Nacido el 27 de Diciembre de 1947 y el segundo de tres hermanos, Kjeld al igual que su propio padre también trabajó de muy joven en la empresa familiar probando los productos e incluso apareciendo él mismo en los catálogos de Lego como uno de los chicos fotografiados para publicitar los productos. Sin duda alguna esta es una curiosidad bastante destacada que muestra hasta que punto Lego continuaba siendo una compañía familiar pese al gran crecimiento experimentado. A diferencia de sus hermanos, Kjeld destacaba por la imaginación y sobretodo su visión del juego, lo cual fue uno de los factores para que su progenitor pensara en él como futuro propietario de la marca.
Uno de los primeros aciertos del joven Kjeld fue la creación de un gran departamento de investigación, gracias al cual apareció la figura humana en 1974 como complemento de los juegos "familia Lego" aunque por aquel entonces esta figura no era articulada así como tampoco tenía el rostro pintado.
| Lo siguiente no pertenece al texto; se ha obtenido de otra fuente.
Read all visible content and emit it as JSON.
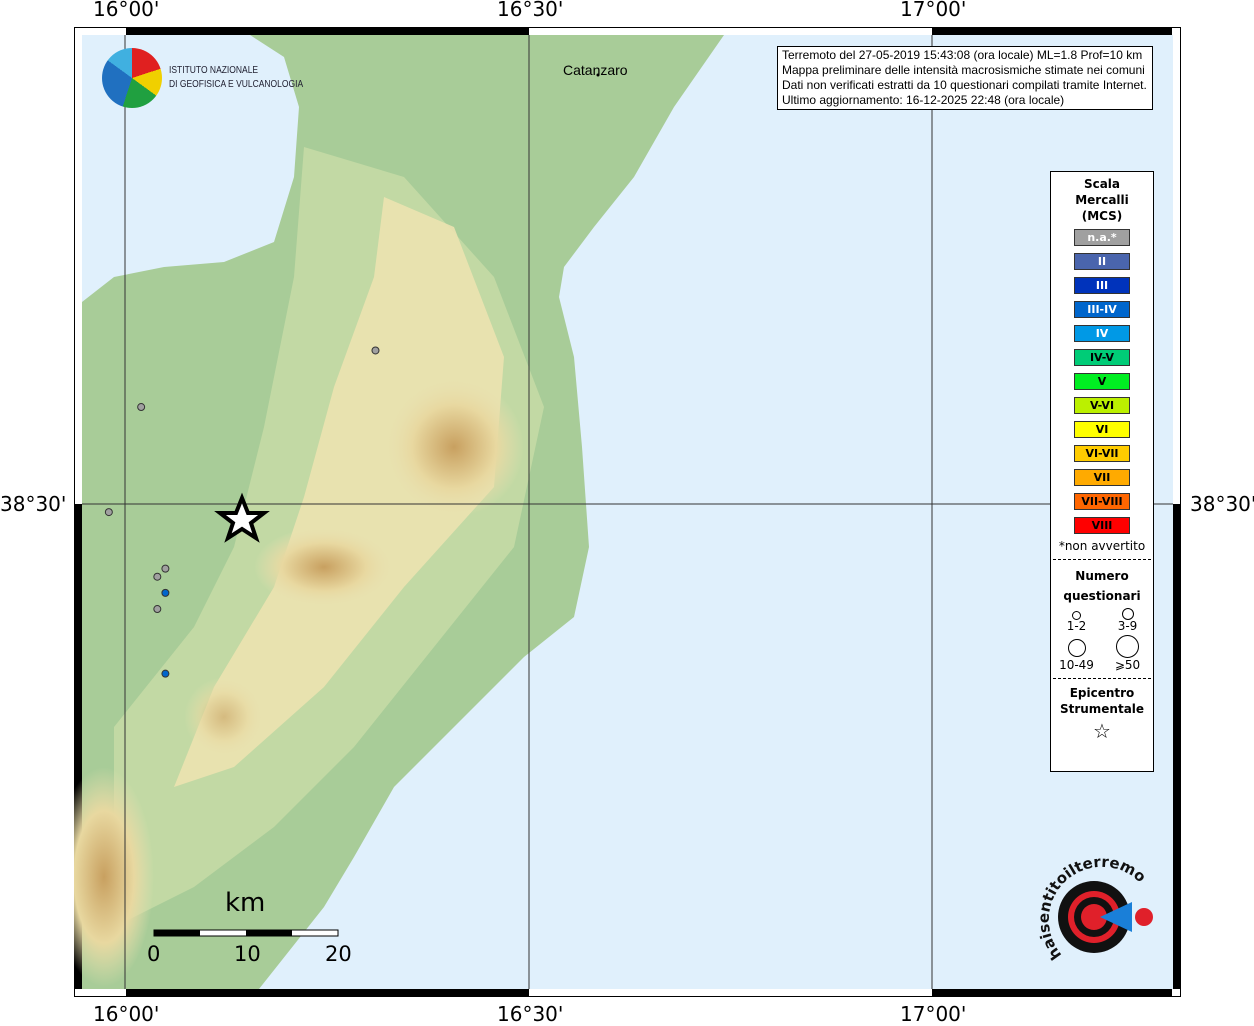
{
  "ticks": {
    "top": [
      "16°00'",
      "16°30'",
      "17°00'"
    ],
    "bottom": [
      "16°00'",
      "16°30'",
      "17°00'"
    ],
    "left": "38°30'",
    "right": "38°30'"
  },
  "place": "Catanzaro",
  "logo": {
    "line1": "ISTITUTO NAZIONALE",
    "line2": "DI GEOFISICA E VULCANOLOGIA"
  },
  "info": [
    "Terremoto del 27-05-2019 15:43:08 (ora locale) ML=1.8 Prof=10 km",
    "Mappa preliminare delle intensità macrosismiche stimate nei comuni",
    "Dati non verificati estratti da 10 questionari compilati tramite Internet.",
    "Ultimo aggiornamento: 16-12-2025 22:48 (ora locale)"
  ],
  "legend": {
    "title": [
      "Scala",
      "Mercalli",
      "(MCS)"
    ],
    "scale": [
      {
        "label": "n.a.*",
        "color": "#a0a0a0",
        "text": "#ffffff"
      },
      {
        "label": "II",
        "color": "#4a65ad",
        "text": "#ffffff"
      },
      {
        "label": "III",
        "color": "#0033bb",
        "text": "#ffffff"
      },
      {
        "label": "III-IV",
        "color": "#0066cc",
        "text": "#ffffff"
      },
      {
        "label": "IV",
        "color": "#0099e6",
        "text": "#ffffff"
      },
      {
        "label": "IV-V",
        "color": "#00cc77",
        "text": "#000000"
      },
      {
        "label": "V",
        "color": "#00ee22",
        "text": "#000000"
      },
      {
        "label": "V-VI",
        "color": "#bbf000",
        "text": "#000000"
      },
      {
        "label": "VI",
        "color": "#ffff00",
        "text": "#000000"
      },
      {
        "label": "VI-VII",
        "color": "#ffcc00",
        "text": "#000000"
      },
      {
        "label": "VII",
        "color": "#ffaa00",
        "text": "#000000"
      },
      {
        "label": "VII-VIII",
        "color": "#ff6600",
        "text": "#000000"
      },
      {
        "label": "VIII",
        "color": "#ff0000",
        "text": "#000000"
      }
    ],
    "note": "*non avvertito",
    "count_title": [
      "Numero",
      "questionari"
    ],
    "counts": [
      "1-2",
      "3-9",
      "10-49",
      "⩾50"
    ],
    "epi_title": [
      "Epicentro",
      "Strumentale"
    ]
  },
  "scalebar": {
    "unit": "km",
    "labels": [
      "0",
      "10",
      "20"
    ]
  },
  "observations": [
    {
      "lon": 16.31,
      "lat": 38.69,
      "intensity": "n.a.*"
    },
    {
      "lon": 16.02,
      "lat": 38.62,
      "intensity": "n.a.*"
    },
    {
      "lon": 15.98,
      "lat": 38.49,
      "intensity": "n.a.*"
    },
    {
      "lon": 16.04,
      "lat": 38.41,
      "intensity": "n.a.*"
    },
    {
      "lon": 16.05,
      "lat": 38.42,
      "intensity": "n.a.*"
    },
    {
      "lon": 16.04,
      "lat": 38.37,
      "intensity": "n.a.*"
    },
    {
      "lon": 16.05,
      "lat": 38.39,
      "intensity": "III-IV"
    },
    {
      "lon": 16.05,
      "lat": 38.29,
      "intensity": "III-IV"
    }
  ],
  "epicenter": {
    "lon": 16.09,
    "lat": 38.49
  },
  "colors": {
    "sea": "#e0f0fc",
    "land": "#a8cc98",
    "highland": "#f0e6b8",
    "mountain": "#d4b070"
  }
}
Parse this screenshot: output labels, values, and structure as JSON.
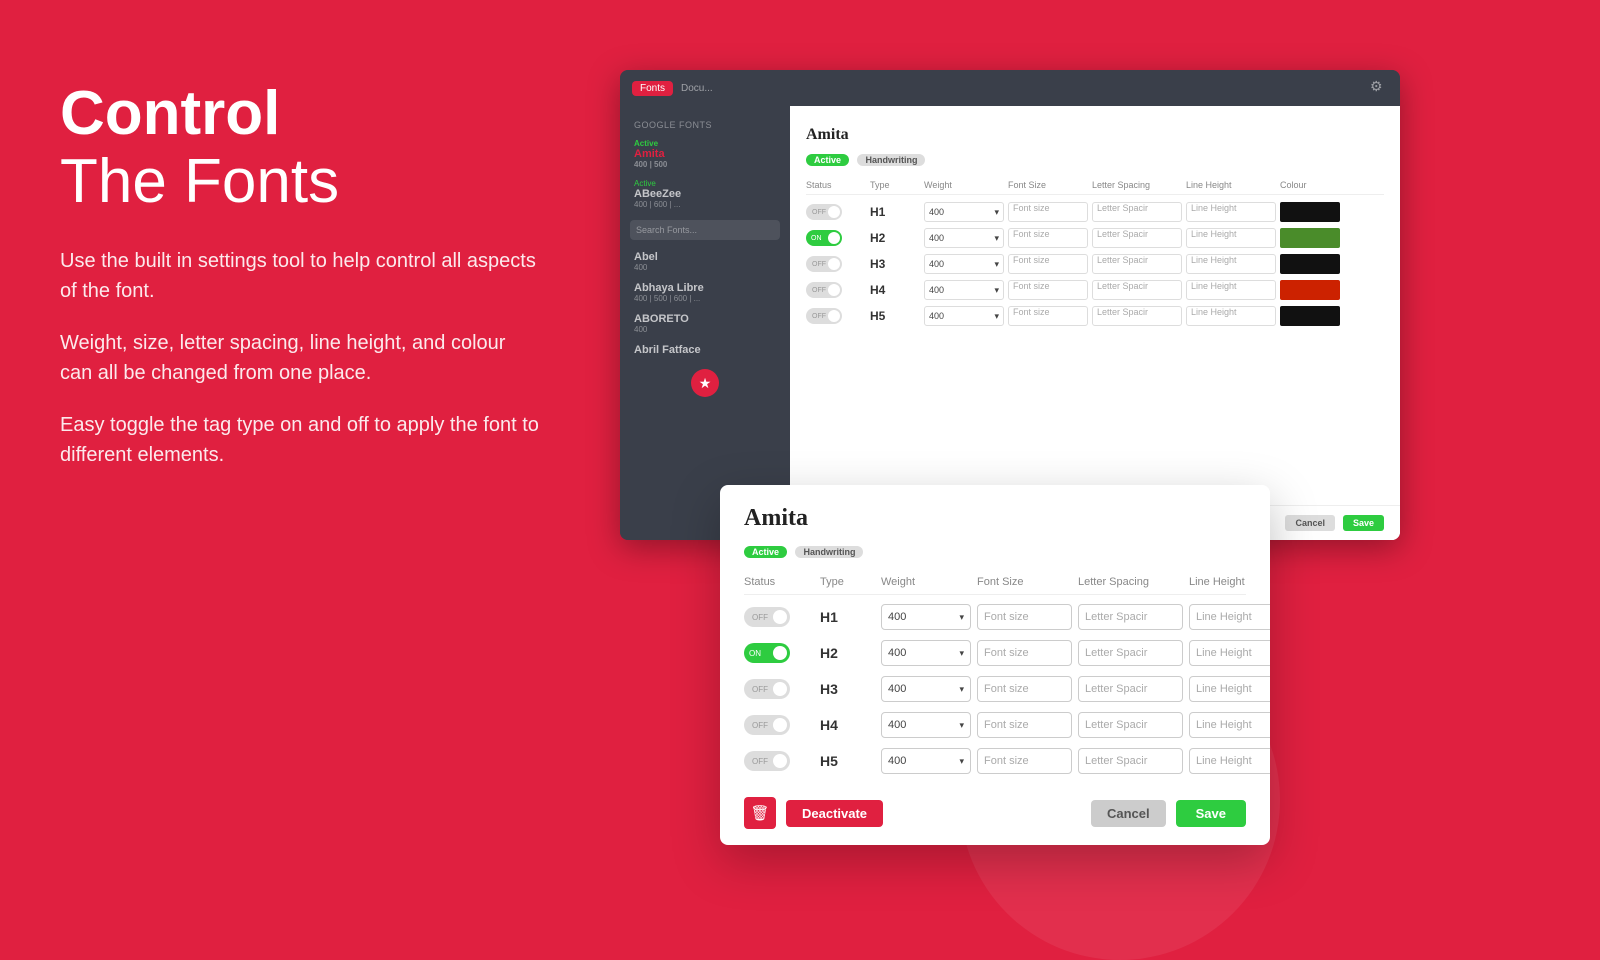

Con el tiempo esta simpática figura se convertiría no solamente en un icono de la propia Lego, sino de los juguetes en general.
El 13 de junio de 1995 fallece Godfred Kirk Chistiansen aunque de nuevo ya se había realizado una excelente transición, pues Kjeld venia ocupando su lugar desde 1979, convirtiéndose así en la tercera generación de la misma familia al mando de Lego. Desafortunadamente la dirección de Kjeld no fue tan genialmente acertada como la de su antecesor en el cargo, pues bajo su mandato las perdidas se fueron sucediendo e incluso la compañía tuvo que venderse cuatro de los parques de atracciones que poseía, no obstante, fue él precisamente el responsable de modernizar las estructuras de la empresa, sin duda una tarea modesta y callada pero que ofrece una seguridad de cara al futuro, por lo que sería injusto definir la etapa del nieto del fundador como mala..
Lego cada vez era más grande y difícil de controlar incluso para una persona experta como Kjeld, por lo que en el año 2004 y después de algo más de veinticuatro años al frente de la empresa dimitió voluntariamente del cargo de director general, pasando el testigo a Kjorgen Vig Knudstorp, un exconsultor de McKinsey el cual hizo regresar los números positivos a la contabilidad de Lego aunque para ello se tuviera que realizar una importante reestructuración de personal.
Desde su dimisión voluntaria Kjeld se centró en su papel de propietario de Lego gestionando el conglomerado de empresas, marcas y fundaciones que posee Lego, asegurando de esta forma que el control de la empresa continúe a manos de su propia familia. Además uno de los hijos de Kjeld ya se ha convertido en uno de los miembros de la junta de dirección de Lego.
Evidentemente en este artículo han quedado muchas cosas por explicar sobre la marca Lego, como la descripción exhaustiva de sus series más importantes, la creación de los parques especializados a lo largo del mundo y sobretodo la afición que genera actualmente este juego de construcción. No obstante, este texto solo ha pretendido ser un repaso por los orígenes e inicios de la compañía a la vez que un perfil biográfico de las personas que capitanearon la empresa y la convirtieron en la gigante que es en la actualidad.